WeeklyWorker

09.01.1997

Party finance

Party notes

Comrades will be pleased to hear that the restructuring of Party finances - identified in Perspectives 97 as a key task - is now well in hand.

This restructuring will entail the removal of various crippling debts and the freeing of new sources of future credit and finance for the Party. Although not all comrades will be aware of details of our financial problems, the Party membership as a whole certainly knows that the last few years in particular have been financially very difficult for us. Essentially, far too much of ongoing Party fundraising has been swallowed up servicing menacing debts.

Of course, none of these debts were ever entered into casually. The Party has incurred relatively heavy financial liabilities as a result of taking our organisation forward politically. Thus the election campaigns we have conducted, the creation of our printshop and the appearance of the Daily then Weekly Worker, the dynamic campaigns we have conducted around upsurges such as Timex or the miners in 1992 - these and a myriad other initiatives have stretched our organisation to its limits logistically and financially.

In this sense, any revolutionary organisation worth its salt should constantly be in debt, continually fighting to extend itself as far as objective conditions will allow.

So there are very good reasons for our debts. Nevertheless, over the past period they have started to appear rather intractable to comrades. This has been exacerbated by poor financial management technically by Centre. Politically, our approach to money- raising has always been the correct one - that is, we decide what we want to do politically, then we address ourselves to how we are going to finance our tasks. We have thankfully never started arse-backwards and looked at what we can afford to do. If we had, we would never have published The Leninist number 1, let alone achieved all we have in the intervening 15 years.

Technically however, we have been slack. As a result of a certain lack of consciousness about our financial work, comrades’ recent image of it has been akin to standing on the edge of a vast, dark abyss, tipping buckets of money in and never even hearing it hit the bottom, let alone filling it up.

The financial restructuring of the Party will end this demoralising grind. Thus, this year’s Summer Offensive - our annual intensive period of fundraising, likely this year to be for £25,000 during the months of June and July - can be used for real growth, not for debt servicing. Recent SOs have been technically proficient rather than inspired - the fact that this year’s will be used for real tangible results for our organisation should provide a real boost of energy to the whole campaign, particularly for the Party periphery.
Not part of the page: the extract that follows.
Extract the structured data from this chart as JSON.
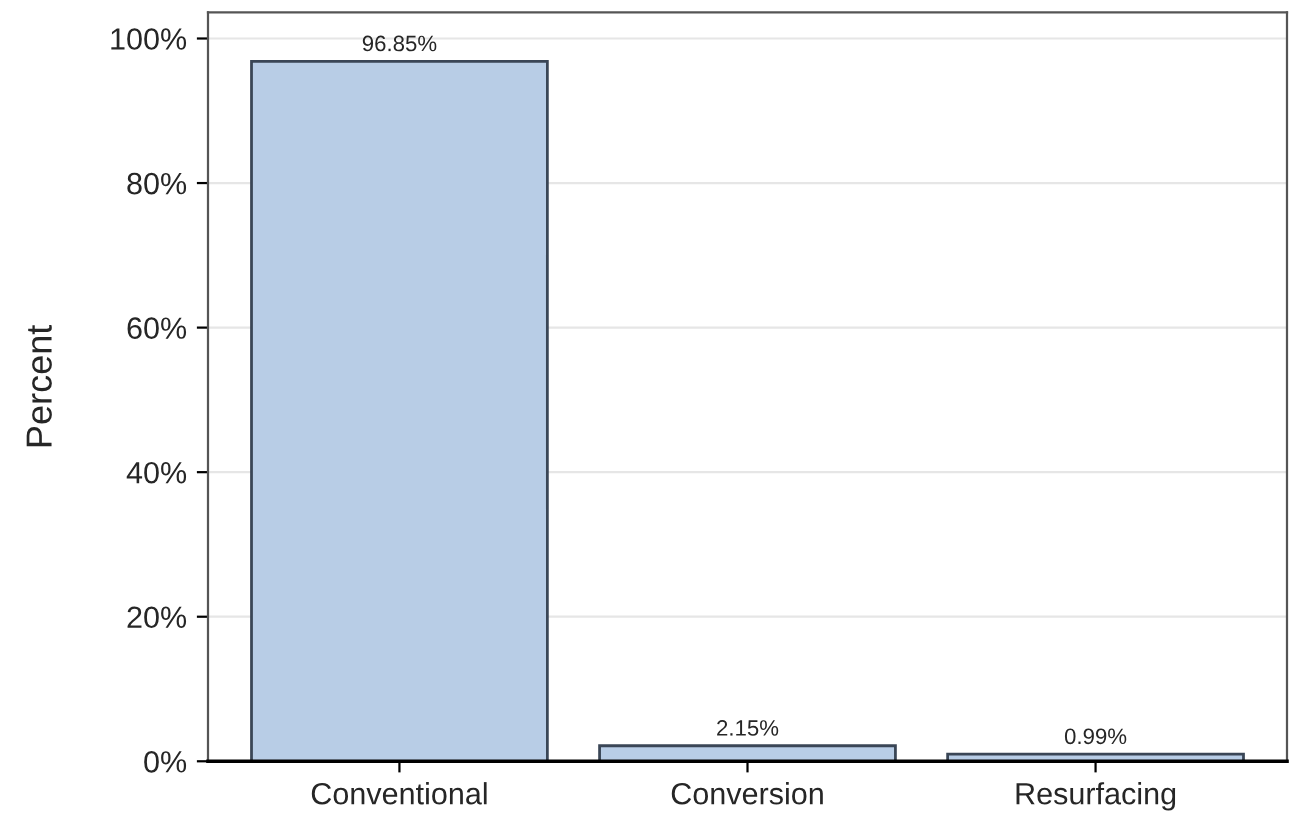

In the meantime, as part of our financial re-organisation the Party must pay serious attention to the situation with quota paid to Centre from branches and cells. This regular duty on Party organisations over and above the members’ dues has tended to fall by the wayside recently. This is due to prevalence of Centre cells in the Party organisation as opposed to the geographically-based cells and branches which have tended to be marginally better quota payers. The tendency, given the tight period we have been working in, has been for these to ‘raise and spend’ on their centrally allocated tasks.

Of course, the motivation behind this has been perfectly laudable - the desire to ensure that lack of finance does not impede important delegated tasks. That said, this lack of communist centralisation must now be overcome as part of our campaign to bring order to Party finances.

Cell secretaries and branch officials will soon be receiving targets for their organisations. It is their responsibility to ensure that these are devolved to regular individual targets where appropriate, checked systematically and - crucially - vigorously fought for as part of our ongoing political work.